MELVILLE council is under pressure from both sides of the Alfred Cove wave park debate to dump its mail ballot of electors and start the process again.

Following a farcical electors meeting on January 23 when more than 600 people were sent home without being able to cast a vote, the council has been sending out voting slips to those who registered on the night. The slips ask if they support the wave park group getting a lease on Tompkins Park.

However, the Herald has fielded numerous calls from both supporters and opponents claiming there’d been a hiccup in receiving their ballots or they’d attended on the night but for a variety of reasons didn’t get registered.

Stephen Robertson says he was a fan of the wave park until he discovered how much of Tompkins Park it would take up. Concerned about losing the green space, he and his family attended the electors meeting.

But while the others received their ballots, he didn’t. When he contacted the council, it turns out because he and another family member share the same first initials, council officers thought someone had goofed up and struck one name off the list.

“They did send me out another one, but the covering letter is addressed to a Mr Lyle Underwood,” Mr Robertson said in disgust.

“If I hadn’t been pro-active I wouldn’t have received my ballot, and then they couldn’t get their facts correct.”

Long-time Alfred Cove resident Marie Finucane supports the wave park, although that’s tempered by her respect for the Swan Estuary Reserves Action Group and its concerns about the facility’s impact on the adjacent bird sanctuary. She says most of her friends are opposed and she’s expecting some ribbing once they find out about her views.

Slip inside

Ms Finucane, who still remembers Atwell House as a dairy and her brother building bikes from parts salvaged at the old tip at the end of Norma Road (east of the proposal), says while she managed to slip inside the meeting because of a disability, her daughter and son-in-law had to stay outside. When it became obvious there wouldn’t be a vote, they left. They reported others with budding surfers still in their pram joined them because they needed to get home. They weren’t aware at the time that names were being collected for the ballot.
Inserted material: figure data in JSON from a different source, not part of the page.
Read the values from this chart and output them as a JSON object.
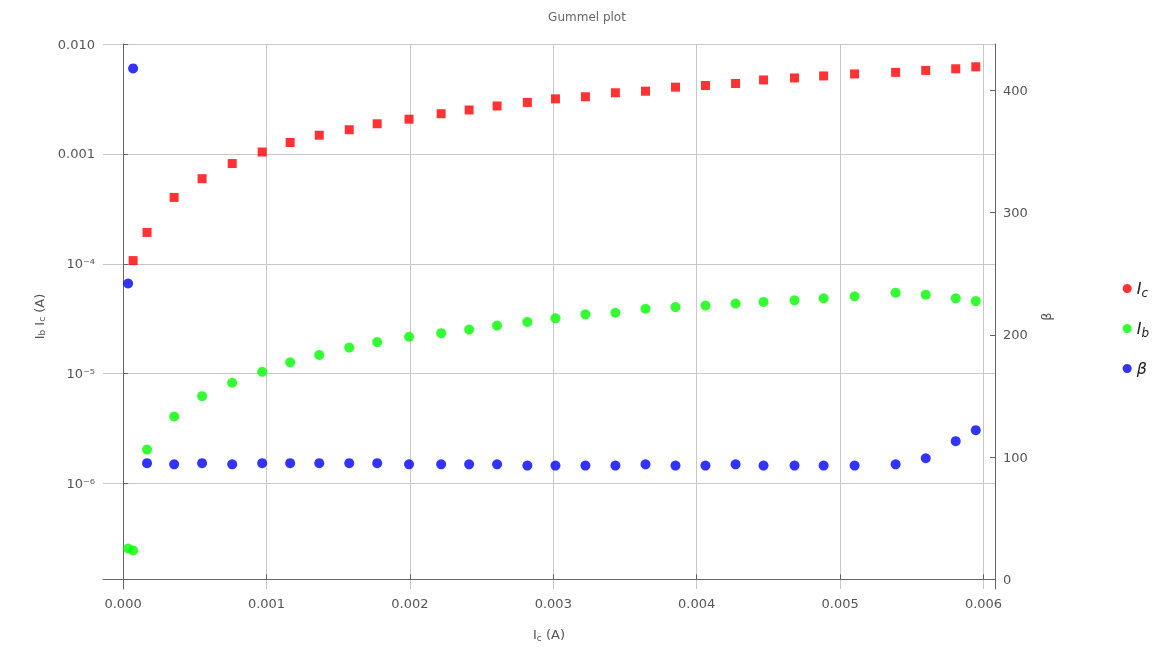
{
  "chart_data": {
    "type": "scatter",
    "title": "Gummel plot",
    "xlabel": "I$_{c}$ (A)",
    "ylabel": "I$_{b}$ I$_{c}$ (A)",
    "y2label": "β",
    "log": "y",
    "grid": true,
    "legend": "right",
    "xlim": [
      -0.00014,
      0.00608
    ],
    "xticks": [
      {
        "value": 0,
        "label": "0.000"
      },
      0.001,
      0.002,
      0.003,
      0.004,
      0.005,
      0.006
    ],
    "ylim": [
      1.1e-07,
      0.01
    ],
    "yticks": [
      {
        "value": 1e-06,
        "label": "10⁻⁶"
      },
      {
        "value": 1e-05,
        "label": "10⁻⁵"
      },
      {
        "value": 0.0001,
        "label": "10⁻⁴"
      },
      0.001,
      {
        "value": 0.01,
        "label": "0.010"
      }
    ],
    "y2lim": [
      -8,
      438
    ],
    "y2ticks": [
      0,
      100,
      200,
      300,
      400
    ],
    "series": [
      {
        "name": "I$_{c}$",
        "color": "#ff0000",
        "marker": "square",
        "x": [
          7e-05,
          0.000167,
          0.000356,
          0.000551,
          0.000761,
          0.00097,
          0.001165,
          0.001368,
          0.001577,
          0.001772,
          0.001994,
          0.002218,
          0.002413,
          0.002608,
          0.002819,
          0.003015,
          0.003224,
          0.003433,
          0.003643,
          0.003852,
          0.004061,
          0.004271,
          0.004466,
          0.004682,
          0.004885,
          0.005101,
          0.005387,
          0.005597,
          0.005806,
          0.005946
        ],
        "values": [
          0.000107,
          0.000193,
          0.000402,
          0.000595,
          0.000817,
          0.00104,
          0.00127,
          0.00148,
          0.00166,
          0.00188,
          0.00207,
          0.00232,
          0.00251,
          0.00273,
          0.00294,
          0.00317,
          0.00331,
          0.0036,
          0.00372,
          0.00405,
          0.00419,
          0.00437,
          0.00471,
          0.00491,
          0.00512,
          0.00534,
          0.00552,
          0.00575,
          0.00595,
          0.0062
        ]
      },
      {
        "name": "I$_{b}$",
        "color": "#00ff00",
        "marker": "circle",
        "x": [
          3.5e-05,
          7e-05,
          0.000167,
          0.000356,
          0.000551,
          0.000761,
          0.00097,
          0.001165,
          0.001368,
          0.001577,
          0.001772,
          0.001994,
          0.002218,
          0.002413,
          0.002608,
          0.002819,
          0.003015,
          0.003224,
          0.003433,
          0.003643,
          0.003852,
          0.004061,
          0.004271,
          0.004466,
          0.004682,
          0.004885,
          0.005101,
          0.005387,
          0.005597,
          0.005806,
          0.005946
        ],
        "values": [
          2.57e-07,
          2.47e-07,
          2.04e-06,
          4.08e-06,
          6.25e-06,
          8.28e-06,
          1.04e-05,
          1.27e-05,
          1.48e-05,
          1.73e-05,
          1.94e-05,
          2.17e-05,
          2.34e-05,
          2.52e-05,
          2.74e-05,
          2.96e-05,
          3.19e-05,
          3.47e-05,
          3.59e-05,
          3.9e-05,
          4.04e-05,
          4.17e-05,
          4.35e-05,
          4.5e-05,
          4.65e-05,
          4.85e-05,
          5.06e-05,
          5.46e-05,
          5.24e-05,
          4.85e-05,
          4.58e-05
        ]
      },
      {
        "name": "β",
        "color": "#0000ff",
        "marker": "circle",
        "axis": "y2",
        "x": [
          3.5e-05,
          7e-05,
          0.000167,
          0.000356,
          0.000551,
          0.000761,
          0.00097,
          0.001165,
          0.001368,
          0.001577,
          0.001772,
          0.001994,
          0.002218,
          0.002413,
          0.002608,
          0.002819,
          0.003015,
          0.003224,
          0.003433,
          0.003643,
          0.003852,
          0.004061,
          0.004271,
          0.004466,
          0.004682,
          0.004885,
          0.005101,
          0.005387,
          0.005597,
          0.005806,
          0.005946
        ],
        "values": [
          242,
          418,
          95,
          94,
          95,
          94,
          95,
          95,
          95,
          95,
          95,
          94,
          94,
          94,
          94,
          93,
          93,
          93,
          93,
          94,
          93,
          93,
          94,
          93,
          93,
          93,
          93,
          94,
          99,
          113,
          122
        ]
      }
    ]
  }
}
Wave Park Group says its also fielded “many unsolicited emails” of a similar nature.

“Some said they were at the meeting, but when things started going downhill and it appeared that a fair voting process would be impossible, they left,” said Sasha Jones, director of the company’s PR consultants Blue Dog Communications.

“Others said they were en route, but had phone calls from others there saying that it was such a circus and they shouldn’t bother, because surely a vote wouldn’t be cast under these circumstances.

“If the council want to truly understand the community’s view, then this process is unfair and incorrect.”

The lease was the main item on Tuesday’s agenda briefing forum at Melville council, and the Alfred Cove Action Group is crying foul.

Denied an opportunity to address the meeting, the group says council staff also misrepresented their submissions so councillors are being denied access to all the facts.

ACAG member David Maynier says single-line electronic submissions generated in favour of the proposal were given equal weight to considered statements made by opponents.

“The city provided a bland list of issues for and against the wave park, omitting many major issues from the against list, especially any (and there were many of these) that may have implied criticism of the city management of the project to date,” Mr Maynier said.